Ma resta il tema di fondo che ha acceso il dibattito interno agli apparati di Madrid e nella stampa: come è stato possibile non sapere dell’arrivo del disertore? E soprattutto, come è stato possibile che agenti russi o che si presume legati alla Russia si siano mossi liberamente nel territorio di un Paese Ue e dell’Alleanza atlantica senza alcun freno né indicazione che stesse avvenendo qualcosa di così drammatico in una località anche pubblicamente nota per la presenza di una folta popolazione russa? Dubbi che hanno fatto riflettere l’intelligence spagnola, certo, ma che hanno anche confermato i sospetti su un certo desiderio russo di mostrarsi capaci di colpire i propri nemici ovunque, con qualsiasi mezzo, e soprattutto di non fare nulla per sconfessare le indagini sul proprio operato. Le versioni ufficiali tendono a essere molto distanti dalle smentite, volutamente opache. Mentre le fonti che parlano dalla Federazione sembrano quasi avere l’obiettivo di manifestare una macchina quasi perfetta. E che per alimentare la paura dei propri avversari, si serve anche della pubblicità di questi fatti.
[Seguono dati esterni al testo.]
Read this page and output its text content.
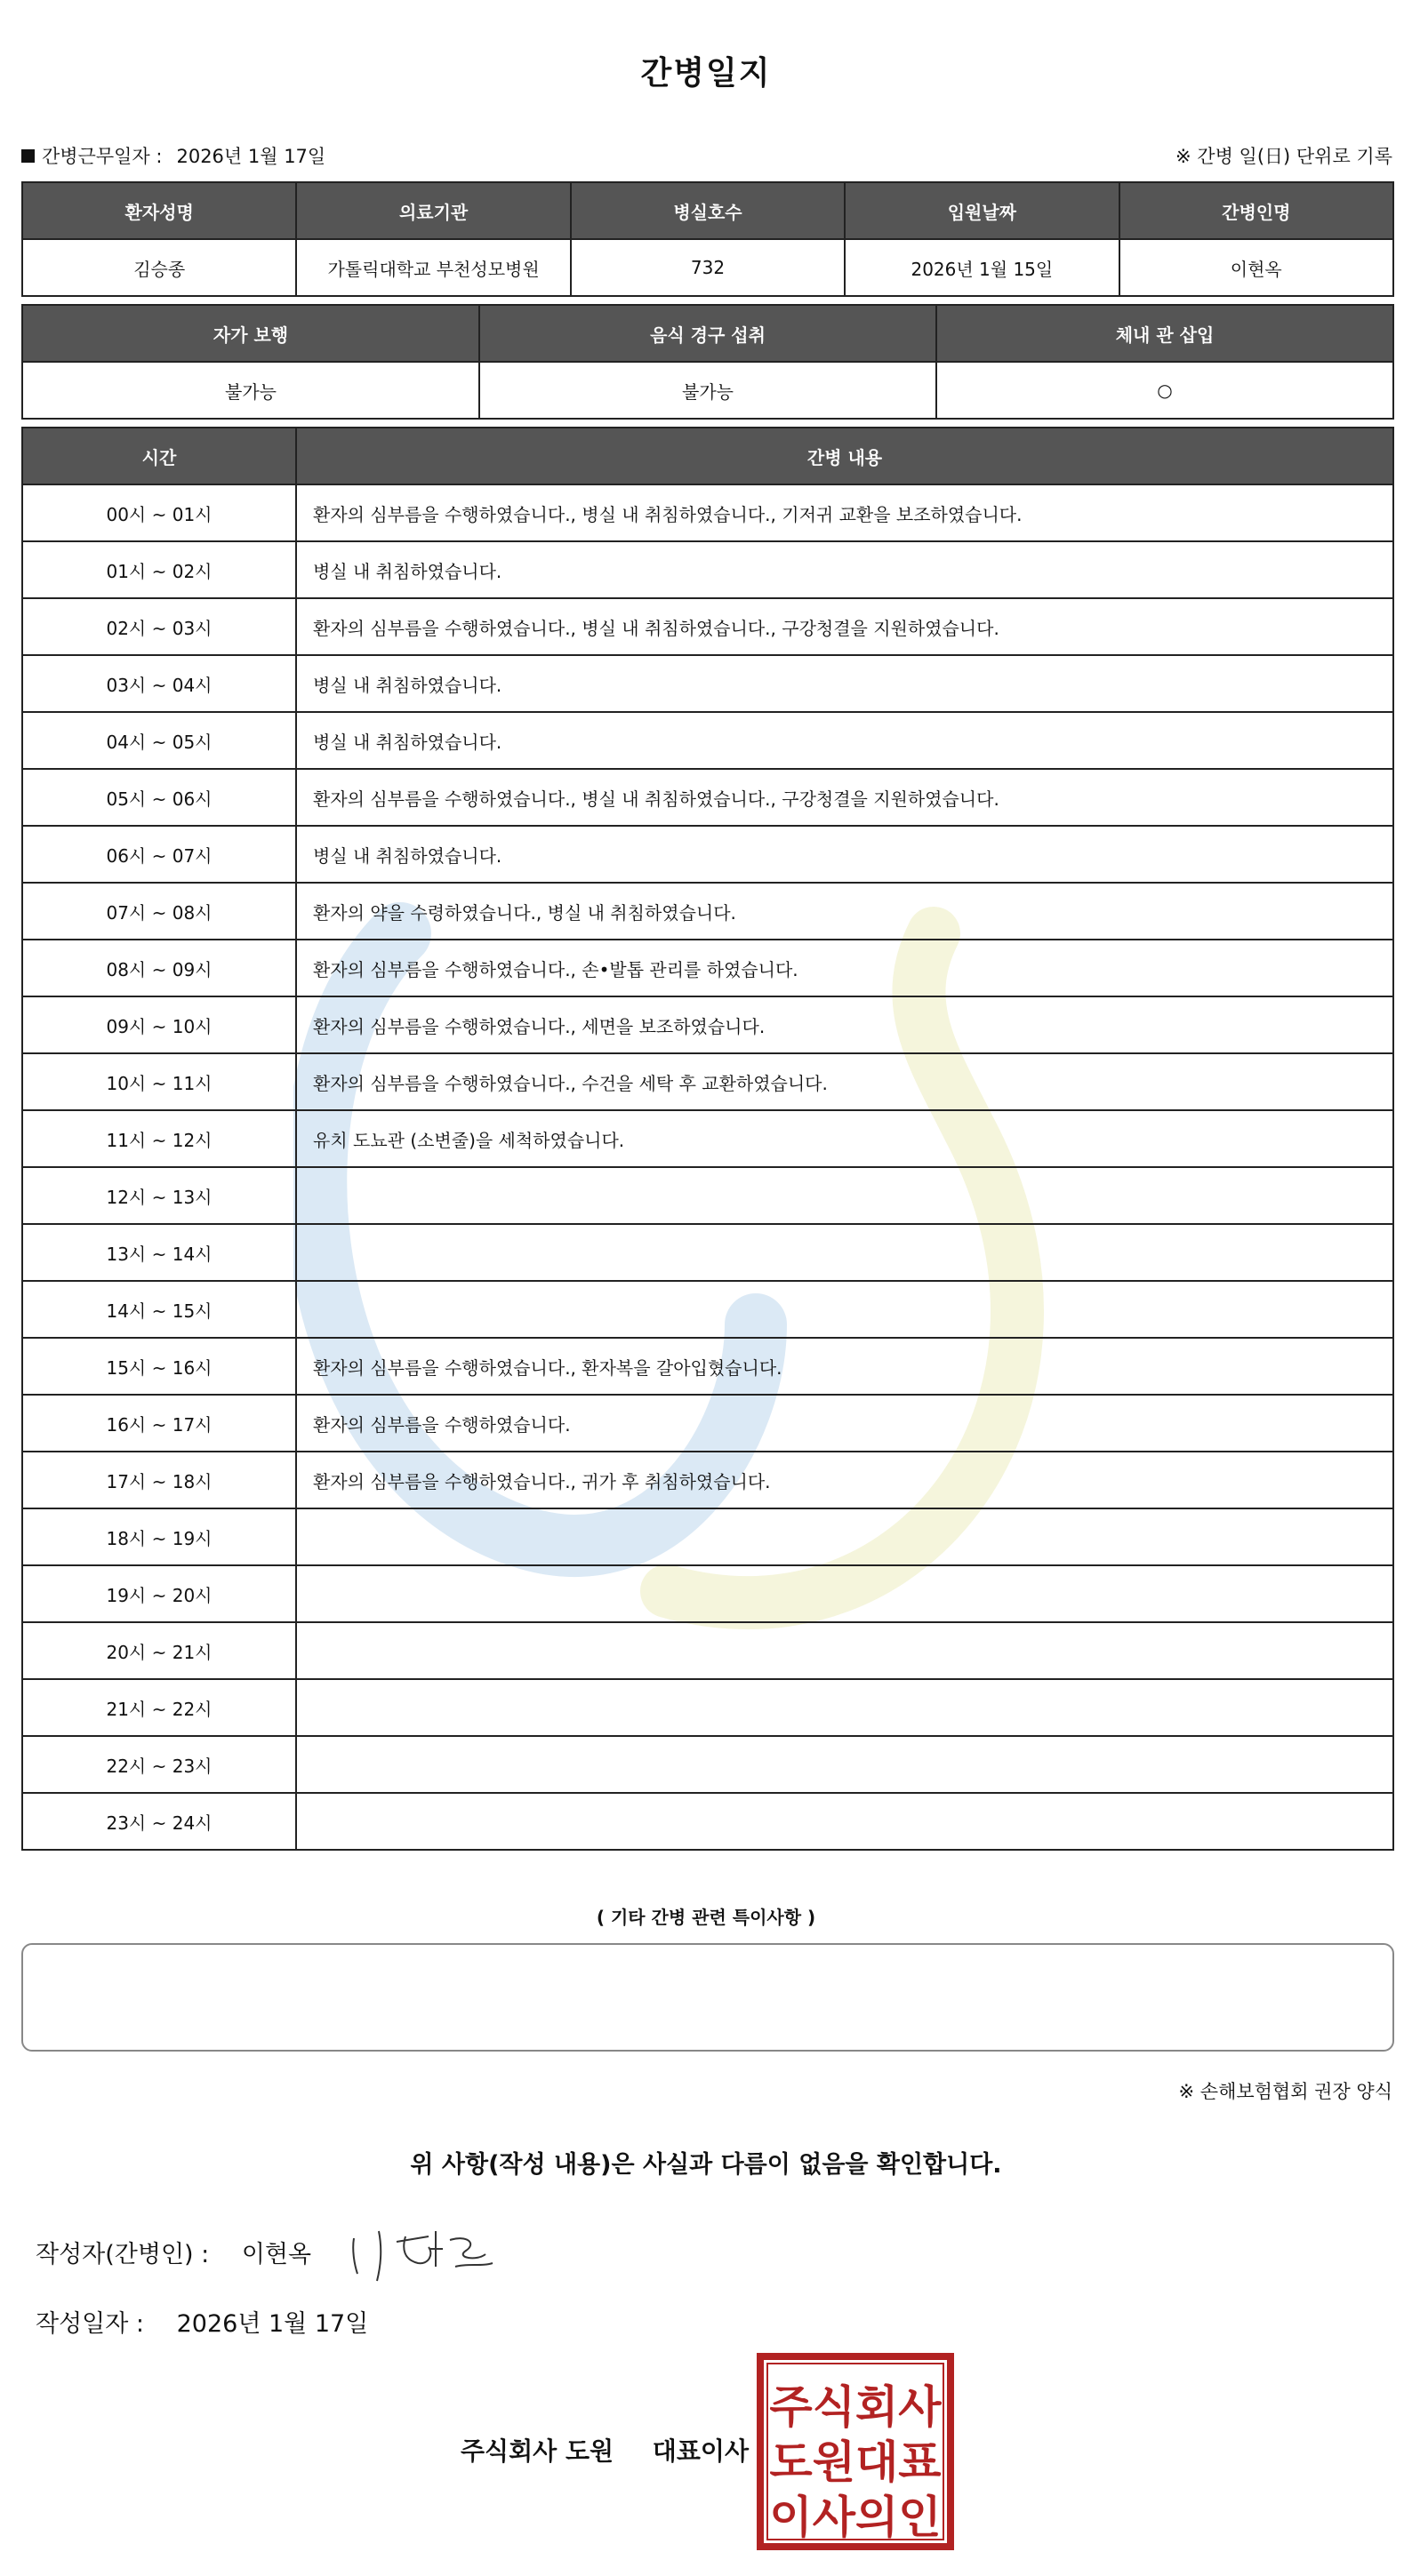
간병일지
간병근무일자 : 2026년 1월 17일	※ 간병 일(日) 단위로 기록
환자성명	의료기관	병실호수	입원날짜	간병인명
김승종	가톨릭대학교 부천성모병원	732	2026년 1월 15일	이현옥
자가 보행	음식 경구 섭취	체내 관 삽입
불가능	불가능	○
시간	간병 내용
00시 ~ 01시	환자의 심부름을 수행하였습니다., 병실 내 취침하였습니다., 기저귀 교환을 보조하였습니다.
01시 ~ 02시	병실 내 취침하였습니다.
02시 ~ 03시	환자의 심부름을 수행하였습니다., 병실 내 취침하였습니다., 구강청결을 지원하였습니다.
03시 ~ 04시	병실 내 취침하였습니다.
04시 ~ 05시	병실 내 취침하였습니다.
05시 ~ 06시	환자의 심부름을 수행하였습니다., 병실 내 취침하였습니다., 구강청결을 지원하였습니다.
06시 ~ 07시	병실 내 취침하였습니다.
07시 ~ 08시	환자의 약을 수령하였습니다., 병실 내 취침하였습니다.
08시 ~ 09시	환자의 심부름을 수행하였습니다., 손•발톱 관리를 하였습니다.
09시 ~ 10시	환자의 심부름을 수행하였습니다., 세면을 보조하였습니다.
10시 ~ 11시	환자의 심부름을 수행하였습니다., 수건을 세탁 후 교환하였습니다.
11시 ~ 12시	유치 도뇨관 (소변줄)을 세척하였습니다.
12시 ~ 13시	
13시 ~ 14시	
14시 ~ 15시	
15시 ~ 16시	환자의 심부름을 수행하였습니다., 환자복을 갈아입혔습니다.
16시 ~ 17시	환자의 심부름을 수행하였습니다.
17시 ~ 18시	환자의 심부름을 수행하였습니다., 귀가 후 취침하였습니다.
18시 ~ 19시	
19시 ~ 20시	
20시 ~ 21시	
21시 ~ 22시	
22시 ~ 23시	
23시 ~ 24시	
( 기타 간병 관련 특이사항 )
※ 손해보험협회 권장 양식
위 사항(작성 내용)은 사실과 다름이 없음을 확인합니다.
작성자(간병인) : 이현옥
작성일자 : 2026년 1월 17일
주식회사 도원 대표이사
주식회사
도원대표
이사의인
La morte di Navalny è in questo senso un esempio interessante. Il suo decesso ha creato un’ondata di interesse in Europa occidentale, dove sono molti coloro che hanno sempre sostenuto la causa del dissidente russo e che hanno provato grande indignazione prima per le condizioni del carcere imposte all’ex blogger e poi all’oscura circostanza della morte. Ma in patria, le autorità hanno fatto capire sin da subito di volere rendere molto difficile, se non pericoloso, sia la partecipazione ai funerali sia la possibilità di unirsi a manifestazioni di protesta. E non c’è stato alcun interesse a non farlo comprendere ai media.
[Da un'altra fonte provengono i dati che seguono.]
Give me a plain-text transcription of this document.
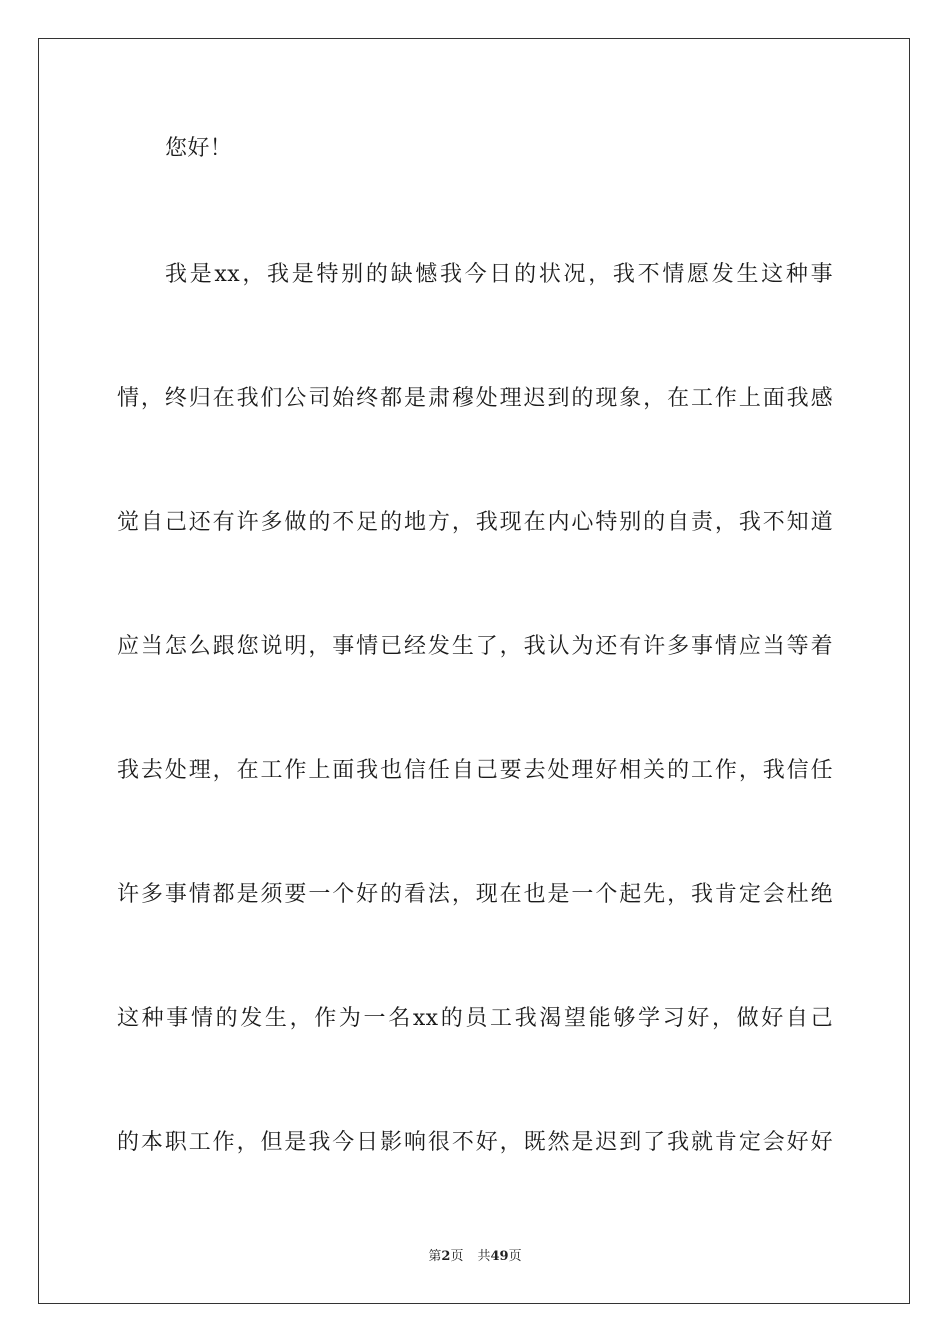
您好！
我是xx，我是特别的缺憾我今日的状况，我不情愿发生这种事
情，终归在我们公司始终都是肃穆处理迟到的现象，在工作上面我感
觉自己还有许多做的不足的地方，我现在内心特别的自责，我不知道
应当怎么跟您说明，事情已经发生了，我认为还有许多事情应当等着
我去处理，在工作上面我也信任自己要去处理好相关的工作，我信任
许多事情都是须要一个好的看法，现在也是一个起先，我肯定会杜绝
这种事情的发生，作为一名xx的员工我渴望能够学习好，做好自己
的本职工作，但是我今日影响很不好，既然是迟到了我就肯定会好好
第2页 共49页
Un elemento che è valso anche per gli arrivi dall’estero, come dimostrato dai visti negati a Benedetto Della Vedova, Lia Quartapelle e Ivan Scalfarotto. “Il 29 febbraio abbiamo tenuto la prima conferenza stampa spiegando che avevamo chiesto il visto ed eravamo in tempo per partecipare al funerale. Nel pomeriggio il visto non era arrivato, ma avevamo spiegato che saremmo partiti comunque per mettere un fiore sulla tomba. Oggi, 13 marzo, ci restituiscono i passaporti attraverso l’agenzia cui ci eravamo rivolti senza visto e senza nessuna spiegazione della ragione per cui non lo hanno concesso, senza motivazione”, ha spiegato ieri Della Vedova. “Non sono stupito, ero ben preparato a questo esito. Il diniego di un visto, anche privo di motivazioni, è un atto amministrativo preciso”, ha detto Scalfarotto. La Russia che si avvicina alle elezioni ha fatto capire di non volere “problemi”. Né all’estero né in patria.